Essential New Music: Mark Lanegan Band’s “Gargoyle”

Mark Lanegan has peppered the 33 years since his musical debut with equal amounts of wild abandon and measured wisdom. His earliest work with Screaming Trees was ferocity personified, but it was Lanegan’s sonorous baritone croon that anchored the sonic storm, and every project he’s headed or collaborated on over the past three decades—his solo output, Queens Of The Stone Age, Mad Season, his work with Isobel Campbell, Duke Garwood and Greg Dulli—has offered some variation on that theme. The beauty of it is that Lanegan has created his diverse catalog from a roiling creative core that, even at its most subdued, writhes, twitches and sparks like a downed power line.
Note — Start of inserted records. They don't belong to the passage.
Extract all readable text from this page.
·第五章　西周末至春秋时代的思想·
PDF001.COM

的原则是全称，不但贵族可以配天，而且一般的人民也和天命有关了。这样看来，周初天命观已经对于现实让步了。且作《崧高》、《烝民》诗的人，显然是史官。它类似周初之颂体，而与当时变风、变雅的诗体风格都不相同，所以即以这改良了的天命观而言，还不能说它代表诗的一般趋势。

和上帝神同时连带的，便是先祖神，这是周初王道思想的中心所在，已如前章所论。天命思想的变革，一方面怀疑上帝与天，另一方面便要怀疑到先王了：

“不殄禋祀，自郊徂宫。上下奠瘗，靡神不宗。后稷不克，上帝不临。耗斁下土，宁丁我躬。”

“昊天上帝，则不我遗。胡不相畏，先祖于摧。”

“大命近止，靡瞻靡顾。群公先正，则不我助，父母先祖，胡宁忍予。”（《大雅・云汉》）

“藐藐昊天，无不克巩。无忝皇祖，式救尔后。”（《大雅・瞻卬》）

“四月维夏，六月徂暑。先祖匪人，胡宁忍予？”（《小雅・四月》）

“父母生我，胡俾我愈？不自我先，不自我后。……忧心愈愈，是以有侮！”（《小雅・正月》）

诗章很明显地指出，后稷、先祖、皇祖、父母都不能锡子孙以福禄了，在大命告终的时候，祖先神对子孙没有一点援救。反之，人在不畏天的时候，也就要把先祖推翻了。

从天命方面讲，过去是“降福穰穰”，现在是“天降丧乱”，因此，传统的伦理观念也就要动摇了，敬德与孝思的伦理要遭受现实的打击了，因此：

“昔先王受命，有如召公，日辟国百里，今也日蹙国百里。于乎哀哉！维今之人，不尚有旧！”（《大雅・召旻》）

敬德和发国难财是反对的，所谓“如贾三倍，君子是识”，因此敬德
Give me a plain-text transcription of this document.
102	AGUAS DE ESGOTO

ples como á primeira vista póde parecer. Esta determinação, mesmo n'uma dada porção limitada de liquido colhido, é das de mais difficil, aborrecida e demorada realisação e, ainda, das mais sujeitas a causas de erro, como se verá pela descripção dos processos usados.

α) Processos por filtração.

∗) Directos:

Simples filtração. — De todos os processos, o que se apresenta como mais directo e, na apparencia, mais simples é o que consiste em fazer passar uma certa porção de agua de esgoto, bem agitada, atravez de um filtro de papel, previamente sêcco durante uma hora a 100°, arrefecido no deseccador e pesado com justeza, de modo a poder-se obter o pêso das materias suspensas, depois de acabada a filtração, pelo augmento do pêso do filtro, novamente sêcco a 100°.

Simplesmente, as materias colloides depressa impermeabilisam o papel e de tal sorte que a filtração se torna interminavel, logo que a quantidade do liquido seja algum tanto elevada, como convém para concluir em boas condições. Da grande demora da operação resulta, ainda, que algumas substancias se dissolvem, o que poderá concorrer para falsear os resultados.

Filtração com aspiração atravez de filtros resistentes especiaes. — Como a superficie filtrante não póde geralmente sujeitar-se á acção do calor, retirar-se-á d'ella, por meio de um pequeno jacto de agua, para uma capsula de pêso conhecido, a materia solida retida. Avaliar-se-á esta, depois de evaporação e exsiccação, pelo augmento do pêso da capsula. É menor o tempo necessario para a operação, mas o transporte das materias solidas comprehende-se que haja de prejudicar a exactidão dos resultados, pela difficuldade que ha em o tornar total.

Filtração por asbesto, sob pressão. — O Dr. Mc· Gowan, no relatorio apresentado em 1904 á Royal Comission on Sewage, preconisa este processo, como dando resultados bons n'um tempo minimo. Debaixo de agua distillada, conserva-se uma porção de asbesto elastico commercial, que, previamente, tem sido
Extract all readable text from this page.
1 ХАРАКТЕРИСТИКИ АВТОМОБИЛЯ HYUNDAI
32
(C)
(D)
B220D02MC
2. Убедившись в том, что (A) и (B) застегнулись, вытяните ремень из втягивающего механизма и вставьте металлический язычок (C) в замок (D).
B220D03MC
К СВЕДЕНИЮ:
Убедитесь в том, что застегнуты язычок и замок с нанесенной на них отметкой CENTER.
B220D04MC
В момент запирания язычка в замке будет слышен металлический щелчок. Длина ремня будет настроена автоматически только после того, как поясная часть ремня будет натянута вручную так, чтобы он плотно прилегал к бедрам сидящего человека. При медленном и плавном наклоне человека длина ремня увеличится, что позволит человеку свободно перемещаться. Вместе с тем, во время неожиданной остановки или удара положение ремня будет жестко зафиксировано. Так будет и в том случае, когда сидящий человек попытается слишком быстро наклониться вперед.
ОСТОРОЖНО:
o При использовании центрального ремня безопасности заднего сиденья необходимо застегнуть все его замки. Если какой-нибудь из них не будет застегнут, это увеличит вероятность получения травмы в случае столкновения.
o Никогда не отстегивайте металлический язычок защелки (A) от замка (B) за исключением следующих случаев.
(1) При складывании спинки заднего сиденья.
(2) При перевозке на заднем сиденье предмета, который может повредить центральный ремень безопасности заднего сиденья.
For Gargoyle, his 10th album, Lanegan and his collective simultaneously ratchet up the intensity and return to the swirling psychedelic crunch of his earlier solo work. Elements of the synth-pop-tinted Blues Funeral and Phantom Radio remain in place, particularly on the burbling Roxy Music-esque “Blue Blue Sea” and “First Day Of Winter,” as well as the majestic and sprawling “Drunk On Destruction” and “Old Swan”; but for the majority of Gargoyle, Lanegan careens through the album’s 10 visceral tracks with bullet-train speed and hallucinogenic power. “Death’s Head Tattoo” and “Emperor” evoke Iggy Pop in his second-act prime, “Sister” slinks with Doors-like menace, and “Nocturne” burns with the quiet vehemence of Nick Cave, but as usual, filtered through Lanegan’s kaleidoscopic experience and exquisitely melancholic expression, to once again create a soundtrack that hits with the force of a well-timed punch and soothes like the ministrations of a doomed romantic poet.